C’è da dire che lo spoglio è stato al solito decisamente rocambolesco. L’afflusso dei dati elettorali nel centro elaborazione dati della Regione Autonoma è andato molto più a rilento al previsto a causa di contestazioni nelle sezioni elettorali dovute al voto disgiunto. Sono cioè emersi dubbi interpretativi sulla lettura dei dati, nonostante la Regione abbia distribuito in tutti i seggi un apposito vademecum con le varie ipotesi di voto: il caso più discusso è sicuramente quello in cui vi è un voto di preferenza per un candidato in una circoscrizione provinciale e un voto diverso per il presidente, cioè non allo stesso candidato governatore a cui è collegata la lista.
La “legge porcata” lo prevede ampiamente; quello che non poteva però preveder nemmeno il capolavoro Calderoli è stata l’ascesa di un nuovo fenomeno, che in molti non hanno esitato a definire “partito delle schede nulle”. I dati aggiornati parlano di 15.000 schede non valide, a cui si vanno ad aggiungere le schede annullate volontariamente dall’elettore – circa 3300 – e quelle bianche (che superano le 5000), per un totale di ben 23.300 schede inutili. Un dato poco confortante che va a sommarsi con l’ennesimo calo nell’affluenza alle urne: in totale ha votato il 67,58% degli aventi diritto contro il 71,2% che votò per le regionali del 2004.
La vera notizia di queste elezioni risiede però a Roma dove, nel famigerato loft, si è consumata la disfatta del Partito Democratico, con un Veltroni dimissionario – "per molti sono un problema e io sono pronto ad andarmene per il bene del partito” – e un direttivo praticamente allo sbaraglio. Dalla fondazione del Pd, un anno e mezzo fa, la leadership dell’ex sindaco di Roma è stata messa costantemente in dubbio dalle faide fratricide interne ai tre correntoni (veltroniani, dalemiani, rutelliani) e soprattutto dalle indicazioni di voto. Se Trento era sembrata una rivincita sulla sconfitta alle politiche, la Sardegna e prima ancora l’Abruzzo, sono state il colpo di grazia definitivo ad una leadership che, pur giocando sempre al limite tra fair play e ingenuità, è stata sottoposta ad un continuo ed incessante stillicidio politico che l’ha di fatto resa assolutamente vacua.
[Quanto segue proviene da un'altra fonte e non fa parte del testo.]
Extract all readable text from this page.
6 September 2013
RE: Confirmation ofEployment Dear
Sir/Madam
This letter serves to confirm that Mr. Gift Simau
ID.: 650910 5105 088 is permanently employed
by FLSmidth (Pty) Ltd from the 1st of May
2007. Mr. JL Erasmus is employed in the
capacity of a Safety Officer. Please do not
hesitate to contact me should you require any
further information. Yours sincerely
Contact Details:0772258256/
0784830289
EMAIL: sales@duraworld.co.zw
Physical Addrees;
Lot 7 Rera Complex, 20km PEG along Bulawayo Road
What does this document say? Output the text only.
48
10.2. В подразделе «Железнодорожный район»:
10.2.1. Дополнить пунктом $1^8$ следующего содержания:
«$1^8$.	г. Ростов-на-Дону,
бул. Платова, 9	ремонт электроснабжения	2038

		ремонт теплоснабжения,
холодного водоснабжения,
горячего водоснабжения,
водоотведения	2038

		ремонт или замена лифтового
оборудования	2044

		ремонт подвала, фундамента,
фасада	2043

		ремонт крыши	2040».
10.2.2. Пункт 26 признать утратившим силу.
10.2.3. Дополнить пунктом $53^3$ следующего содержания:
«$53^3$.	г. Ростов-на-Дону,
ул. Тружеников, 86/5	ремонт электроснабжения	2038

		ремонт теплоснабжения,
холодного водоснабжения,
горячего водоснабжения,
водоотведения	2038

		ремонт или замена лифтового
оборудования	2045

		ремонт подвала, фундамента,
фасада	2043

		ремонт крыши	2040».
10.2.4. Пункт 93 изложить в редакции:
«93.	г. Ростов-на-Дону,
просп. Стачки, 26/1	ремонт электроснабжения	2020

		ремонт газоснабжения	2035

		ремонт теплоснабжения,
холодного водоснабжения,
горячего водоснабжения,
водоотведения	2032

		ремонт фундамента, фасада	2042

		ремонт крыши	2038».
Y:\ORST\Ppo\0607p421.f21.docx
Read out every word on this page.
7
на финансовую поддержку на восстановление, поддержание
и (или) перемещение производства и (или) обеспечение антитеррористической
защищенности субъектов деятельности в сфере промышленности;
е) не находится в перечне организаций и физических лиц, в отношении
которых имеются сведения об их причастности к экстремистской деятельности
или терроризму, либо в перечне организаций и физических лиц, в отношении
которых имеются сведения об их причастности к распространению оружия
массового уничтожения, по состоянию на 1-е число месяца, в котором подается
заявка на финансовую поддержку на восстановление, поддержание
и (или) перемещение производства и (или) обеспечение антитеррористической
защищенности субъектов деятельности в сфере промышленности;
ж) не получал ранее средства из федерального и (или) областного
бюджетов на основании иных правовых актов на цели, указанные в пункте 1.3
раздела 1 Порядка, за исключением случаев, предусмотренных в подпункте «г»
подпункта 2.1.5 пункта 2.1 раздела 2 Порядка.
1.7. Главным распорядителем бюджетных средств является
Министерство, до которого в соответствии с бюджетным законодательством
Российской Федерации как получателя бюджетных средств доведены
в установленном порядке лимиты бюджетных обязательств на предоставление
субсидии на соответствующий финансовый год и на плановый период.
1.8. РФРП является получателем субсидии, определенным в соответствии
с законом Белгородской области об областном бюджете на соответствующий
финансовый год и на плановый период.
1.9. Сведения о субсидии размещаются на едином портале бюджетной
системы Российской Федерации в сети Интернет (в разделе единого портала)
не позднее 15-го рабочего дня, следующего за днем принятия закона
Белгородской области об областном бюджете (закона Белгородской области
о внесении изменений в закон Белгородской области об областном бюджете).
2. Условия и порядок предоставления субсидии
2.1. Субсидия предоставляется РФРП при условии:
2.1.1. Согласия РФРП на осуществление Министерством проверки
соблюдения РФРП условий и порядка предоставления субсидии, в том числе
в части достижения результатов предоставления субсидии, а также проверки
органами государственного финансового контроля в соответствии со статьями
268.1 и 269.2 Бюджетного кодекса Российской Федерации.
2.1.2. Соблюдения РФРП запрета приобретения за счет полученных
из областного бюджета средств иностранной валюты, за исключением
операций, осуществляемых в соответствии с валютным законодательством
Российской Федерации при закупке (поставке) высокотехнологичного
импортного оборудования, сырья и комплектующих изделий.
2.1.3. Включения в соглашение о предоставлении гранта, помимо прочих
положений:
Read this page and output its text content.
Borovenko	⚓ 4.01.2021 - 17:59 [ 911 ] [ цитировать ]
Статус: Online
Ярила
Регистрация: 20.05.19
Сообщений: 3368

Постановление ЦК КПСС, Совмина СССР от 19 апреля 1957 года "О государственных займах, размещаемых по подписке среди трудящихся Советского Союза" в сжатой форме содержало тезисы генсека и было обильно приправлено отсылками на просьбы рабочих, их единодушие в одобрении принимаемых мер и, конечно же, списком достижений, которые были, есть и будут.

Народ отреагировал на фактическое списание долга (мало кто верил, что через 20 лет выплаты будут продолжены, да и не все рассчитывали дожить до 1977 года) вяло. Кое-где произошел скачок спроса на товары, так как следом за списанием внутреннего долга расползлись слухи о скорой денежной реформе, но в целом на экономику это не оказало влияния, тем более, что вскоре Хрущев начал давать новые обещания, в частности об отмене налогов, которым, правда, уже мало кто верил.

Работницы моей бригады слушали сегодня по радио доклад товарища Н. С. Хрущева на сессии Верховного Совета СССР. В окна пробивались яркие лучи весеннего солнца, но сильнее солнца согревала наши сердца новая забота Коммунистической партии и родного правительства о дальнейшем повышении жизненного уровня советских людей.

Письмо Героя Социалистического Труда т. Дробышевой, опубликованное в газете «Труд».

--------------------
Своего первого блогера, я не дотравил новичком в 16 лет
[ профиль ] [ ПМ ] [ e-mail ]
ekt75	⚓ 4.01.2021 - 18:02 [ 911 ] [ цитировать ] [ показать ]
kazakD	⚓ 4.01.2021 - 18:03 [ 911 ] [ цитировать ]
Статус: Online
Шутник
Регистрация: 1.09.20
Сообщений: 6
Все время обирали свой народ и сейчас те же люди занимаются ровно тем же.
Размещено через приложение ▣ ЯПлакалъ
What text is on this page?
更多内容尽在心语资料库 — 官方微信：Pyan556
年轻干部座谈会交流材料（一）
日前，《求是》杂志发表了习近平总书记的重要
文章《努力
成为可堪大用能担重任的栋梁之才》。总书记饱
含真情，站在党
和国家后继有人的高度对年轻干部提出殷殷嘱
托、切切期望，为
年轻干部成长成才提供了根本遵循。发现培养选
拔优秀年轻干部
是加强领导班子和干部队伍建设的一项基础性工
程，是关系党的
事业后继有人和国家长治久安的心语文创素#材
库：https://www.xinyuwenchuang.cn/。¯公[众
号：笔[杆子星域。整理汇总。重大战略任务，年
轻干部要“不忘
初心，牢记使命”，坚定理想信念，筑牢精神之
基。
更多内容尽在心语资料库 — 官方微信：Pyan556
E Renato Soru? Già nella notte si cospargeva il capo di cenere e, con un gesto da vero sir anglosassone, ha telefonato immediatamente allo sfidante per congratularsi e per augurargli buon lavoro, ma sul futuro suo e del partito non si sbilancia: “Cosa farò domani? Verrò qui in sede e ci penserò”. A chi invece gli chiedeva della campagna elettorale infuocata portata avanti a suon di insulti – alla faccia dell’Istituzione – dal presidente del Consiglio, Soru pacato risponde: “Questo, però, è il gioco. Siamo al giorno dopo – ha sostenuto – sono state elezioni che si sono svolte democraticamente e questo è il risultato. In futuro sarebbe meglio avere elezioni condotte diversamente, con qualche punta di eccessiva ostilità in meno. Sarebbe bello avere competizioni dove valgono le regole e non l’unica regola di vincere ad ogni costo”. Evidentemente l’isola non è poi così diversa dallo stivale.